Dorothy Hernandez, Contributor, Eater Detroit:

HOW RESTAURANTS ARE REALLY LOUD AND YOU HAVE TO YELL AT YOUR DINING COMPANION IF YOU WANT TO HAVE A CONVERSATION. WHAT? WHAT DID YOU SAY?

Brenna Houck, Editor, Eater Detroit:

The myth of the soft opening. If anyone can walk into the business and have a meal, it’s just open. I love vegan food, but the rise of the the phrase “plant-based” as a replacement for the term “vegan” drives me insane. Restaurants that have food that should be shareable but is served in such a way that it’s not easily shared. I’m all for do-it-yourself dining, but please don’t make your customer cut their own pizza without providing the appropriate tools to do so.

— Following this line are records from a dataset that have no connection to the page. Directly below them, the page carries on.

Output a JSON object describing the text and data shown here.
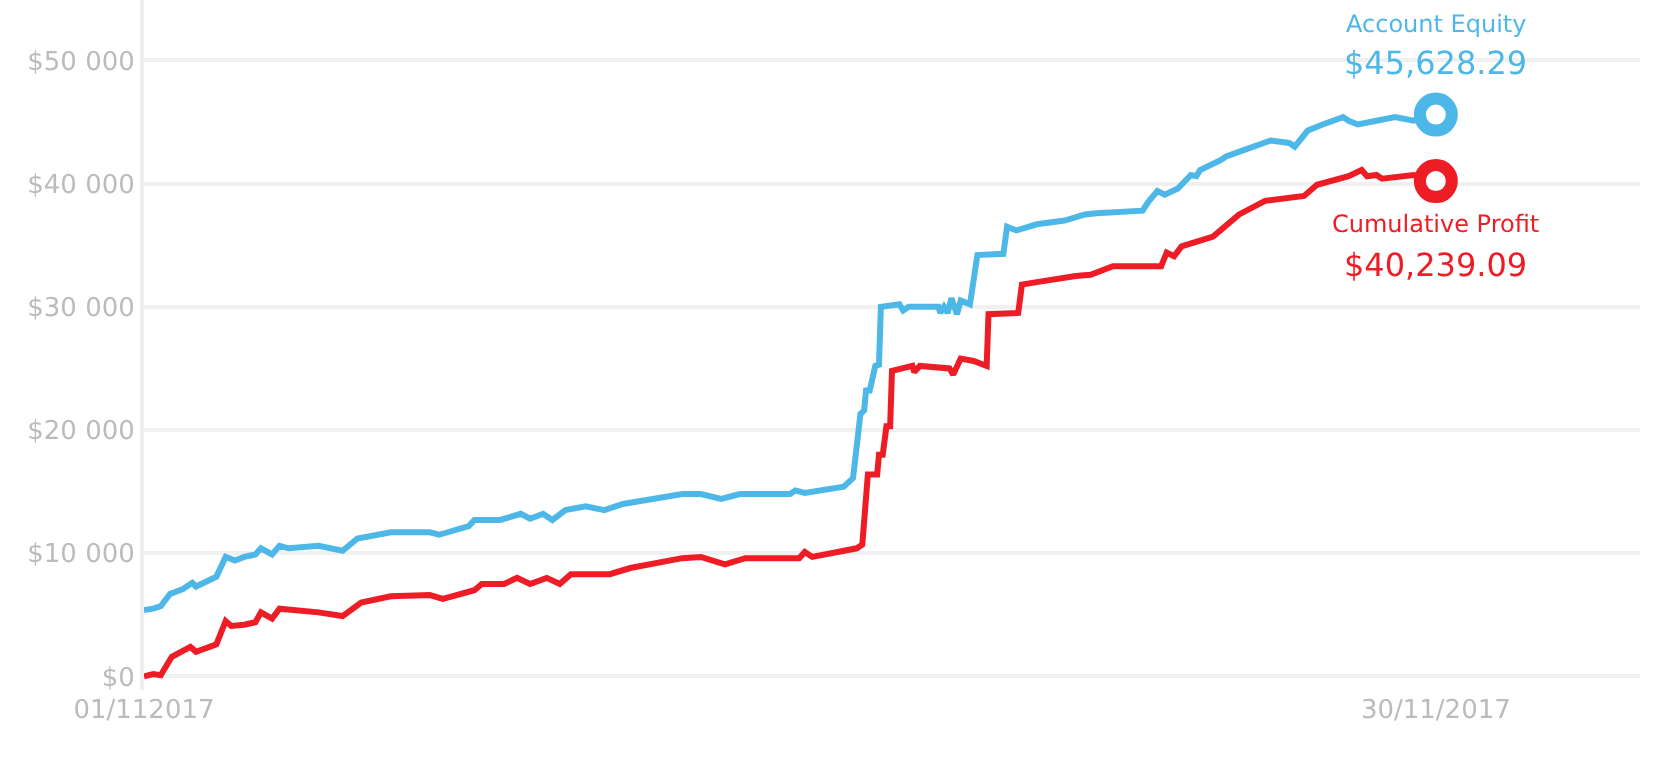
{
  "chart_data": {
    "type": "line",
    "x": [
      "2017-11-01T00:00",
      "2017-11-01T05:00",
      "2017-11-01T09:00",
      "2017-11-01T14:00",
      "2017-11-01T21:00",
      "2017-11-02T02:00",
      "2017-11-02T04:00",
      "2017-11-02T15:00",
      "2017-11-02T20:00",
      "2017-11-03T01:00",
      "2017-11-03T06:00",
      "2017-11-03T12:00",
      "2017-11-03T15:00",
      "2017-11-03T21:00",
      "2017-11-04T01:00",
      "2017-11-04T06:00",
      "2017-11-04T22:00",
      "2017-11-05T11:00",
      "2017-11-05T19:00",
      "2017-11-06T13:00",
      "2017-11-07T10:00",
      "2017-11-07T15:00",
      "2017-11-08T07:00",
      "2017-11-08T10:00",
      "2017-11-09T00:00",
      "2017-11-09T11:00",
      "2017-11-09T16:00",
      "2017-11-09T23:00",
      "2017-11-10T04:00",
      "2017-11-10T11:00",
      "2017-11-10T22:00",
      "2017-11-11T08:00",
      "2017-11-11T18:00",
      "2017-11-13T02:00",
      "2017-11-13T12:00",
      "2017-11-13T23:00",
      "2017-11-14T09:00",
      "2017-11-15T12:00",
      "2017-11-15T15:00",
      "2017-11-15T20:00",
      "2017-11-16T17:00",
      "2017-11-16T22:00",
      "2017-11-17T02:00",
      "2017-11-17T04:00",
      "2017-11-17T05:00",
      "2017-11-17T07:00",
      "2017-11-17T10:00",
      "2017-11-17T12:00",
      "2017-11-17T13:00",
      "2017-11-17T23:00",
      "2017-11-18T01:00",
      "2017-11-18T04:00",
      "2017-11-18T20:00",
      "2017-11-18T21:00",
      "2017-11-18T23:00",
      "2017-11-19T01:00",
      "2017-11-19T03:00",
      "2017-11-19T06:00",
      "2017-11-19T08:00",
      "2017-11-19T13:00",
      "2017-11-19T17:00",
      "2017-11-20T07:00",
      "2017-11-20T09:00",
      "2017-11-20T14:00",
      "2017-11-21T01:00",
      "2017-11-21T16:00",
      "2017-11-22T03:00",
      "2017-11-22T09:00",
      "2017-11-23T10:00",
      "2017-11-23T13:00",
      "2017-11-23T18:00",
      "2017-11-23T22:00",
      "2017-11-24T05:00",
      "2017-11-24T12:00",
      "2017-11-24T15:00",
      "2017-11-24T17:00",
      "2017-11-25T04:00",
      "2017-11-25T07:00",
      "2017-11-25T18:00",
      "2017-11-26T07:00",
      "2017-11-26T17:00",
      "2017-11-26T20:00",
      "2017-11-27T03:00",
      "2017-11-27T11:00",
      "2017-11-27T22:00",
      "2017-11-28T01:00",
      "2017-11-28T06:00",
      "2017-11-28T16:00",
      "2017-11-29T02:00",
      "2017-11-29T12:00",
      "2017-11-30T00:00"
    ],
    "series": [
      {
        "name": "Account Equity",
        "color": "#4db8e8",
        "values": [
          5400,
          5500,
          5700,
          6700,
          7100,
          7600,
          7300,
          8100,
          9700,
          9400,
          9700,
          9900,
          10400,
          9900,
          10600,
          10400,
          10600,
          10200,
          11200,
          11700,
          11700,
          11500,
          12200,
          12700,
          12700,
          13200,
          12800,
          13200,
          12700,
          13500,
          13800,
          13500,
          14000,
          14800,
          14800,
          14400,
          14800,
          14800,
          15100,
          14900,
          15400,
          16100,
          21300,
          21600,
          23200,
          23200,
          25200,
          25300,
          30000,
          30200,
          29700,
          30000,
          30000,
          29500,
          30000,
          29500,
          30700,
          29400,
          30500,
          30200,
          34200,
          34300,
          36500,
          36200,
          36700,
          37000,
          37500,
          37600,
          37800,
          38500,
          39400,
          39100,
          39600,
          40700,
          40600,
          41100,
          41900,
          42200,
          42800,
          43500,
          43300,
          43000,
          44300,
          44800,
          45400,
          45100,
          44800,
          45100,
          45400,
          45100,
          45600
        ]
      },
      {
        "name": "Cumulative Profit",
        "color": "#ee1c25",
        "x": [
          "2017-11-01T00:00",
          "2017-11-01T05:00",
          "2017-11-01T09:00",
          "2017-11-01T15:00",
          "2017-11-02T01:00",
          "2017-11-02T04:00",
          "2017-11-02T15:00",
          "2017-11-02T20:00",
          "2017-11-02T23:00",
          "2017-11-03T06:00",
          "2017-11-03T12:00",
          "2017-11-03T15:00",
          "2017-11-03T21:00",
          "2017-11-04T01:00",
          "2017-11-04T22:00",
          "2017-11-05T11:00",
          "2017-11-05T21:00",
          "2017-11-06T13:00",
          "2017-11-07T10:00",
          "2017-11-07T17:00",
          "2017-11-08T10:00",
          "2017-11-08T14:00",
          "2017-11-09T02:00",
          "2017-11-09T09:00",
          "2017-11-09T16:00",
          "2017-11-10T01:00",
          "2017-11-10T08:00",
          "2017-11-10T14:00",
          "2017-11-11T11:00",
          "2017-11-11T22:00",
          "2017-11-13T02:00",
          "2017-11-13T12:00",
          "2017-11-14T01:00",
          "2017-11-14T12:00",
          "2017-11-15T17:00",
          "2017-11-15T20:00",
          "2017-11-16T00:00",
          "2017-11-17T00:00",
          "2017-11-17T03:00",
          "2017-11-17T06:00",
          "2017-11-17T11:00",
          "2017-11-17T12:00",
          "2017-11-17T14:00",
          "2017-11-17T16:00",
          "2017-11-17T18:00",
          "2017-11-17T19:00",
          "2017-11-18T06:00",
          "2017-11-18T07:00",
          "2017-11-18T10:00",
          "2017-11-19T02:00",
          "2017-11-19T04:00",
          "2017-11-19T08:00",
          "2017-11-19T15:00",
          "2017-11-19T22:00",
          "2017-11-19T23:00",
          "2017-11-20T15:00",
          "2017-11-20T17:00",
          "2017-11-21T01:00",
          "2017-11-21T22:00",
          "2017-11-22T06:00",
          "2017-11-22T18:00",
          "2017-11-23T20:00",
          "2017-11-23T23:00",
          "2017-11-24T03:00",
          "2017-11-24T07:00",
          "2017-11-25T00:00",
          "2017-11-25T14:00",
          "2017-11-26T04:00",
          "2017-11-27T01:00",
          "2017-11-27T08:00",
          "2017-11-28T01:00",
          "2017-11-28T08:00",
          "2017-11-28T11:00",
          "2017-11-28T16:00",
          "2017-11-28T19:00",
          "2017-11-29T12:00",
          "2017-11-30T00:00"
        ],
        "values": [
          0,
          200,
          100,
          1600,
          2400,
          2000,
          2600,
          4500,
          4100,
          4200,
          4400,
          5200,
          4700,
          5500,
          5200,
          4900,
          6000,
          6500,
          6600,
          6300,
          7000,
          7500,
          7500,
          8000,
          7500,
          8000,
          7500,
          8300,
          8300,
          8800,
          9600,
          9700,
          9100,
          9600,
          9600,
          10100,
          9700,
          10400,
          10700,
          16400,
          16400,
          18000,
          18000,
          20300,
          20300,
          24800,
          25200,
          24700,
          25200,
          25000,
          24500,
          25800,
          25600,
          25200,
          29400,
          29500,
          31800,
          32000,
          32500,
          32600,
          33300,
          33300,
          34400,
          34100,
          34900,
          35700,
          37500,
          38600,
          39000,
          39900,
          40600,
          41100,
          40600,
          40700,
          40400,
          40700,
          40200
        ]
      }
    ],
    "annotations": [
      {
        "text": "$45,628.29",
        "x": "2017-11-30T00:00",
        "y": 45600
      },
      {
        "text": "$40,239.09",
        "x": "2017-11-30T00:00",
        "y": 40200
      }
    ],
    "xlim": [
      "2017-11-01T00:00",
      "2017-12-04T14:00"
    ],
    "xticks": [
      {
        "value": "2017-11-01",
        "label": "01/112017"
      },
      {
        "value": "2017-11-30",
        "label": "30/11/2017"
      }
    ],
    "ylim": [
      -1100,
      54900
    ],
    "yticks": [
      {
        "value": 0,
        "label": "$0"
      },
      {
        "value": 10000,
        "label": "$10 000"
      },
      {
        "value": 20000,
        "label": "$20 000"
      },
      {
        "value": 30000,
        "label": "$30 000"
      },
      {
        "value": 40000,
        "label": "$40 000"
      },
      {
        "value": 50000,
        "label": "$50 000"
      }
    ],
    "grid": "y",
    "legend": false,
    "line_style": "solid"
  }
}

That’s a psychological experiment, not a pleasant meal.

Nick Britsky, Host, Nick Drinks at Night:

Lazy fast casual is my biggest grievance. Spots like Gogi Seoul Kitchen in Royal Oak were high on my list of exciting new opens. But one dimensional flavors, lack of staffing, and questionable sanitation killed that excitement fast.

Serena Maria Daniels, Founder/Editor, Tostada Magazine:

Straws. I have a hard time understanding why Detroiters seem to be so resistant to the no-straws policy. I totally understand the implications for people with disabilities who rely on the use of straws, that’s fair. However, I think this region could stand to get on board with regard to environmental issues.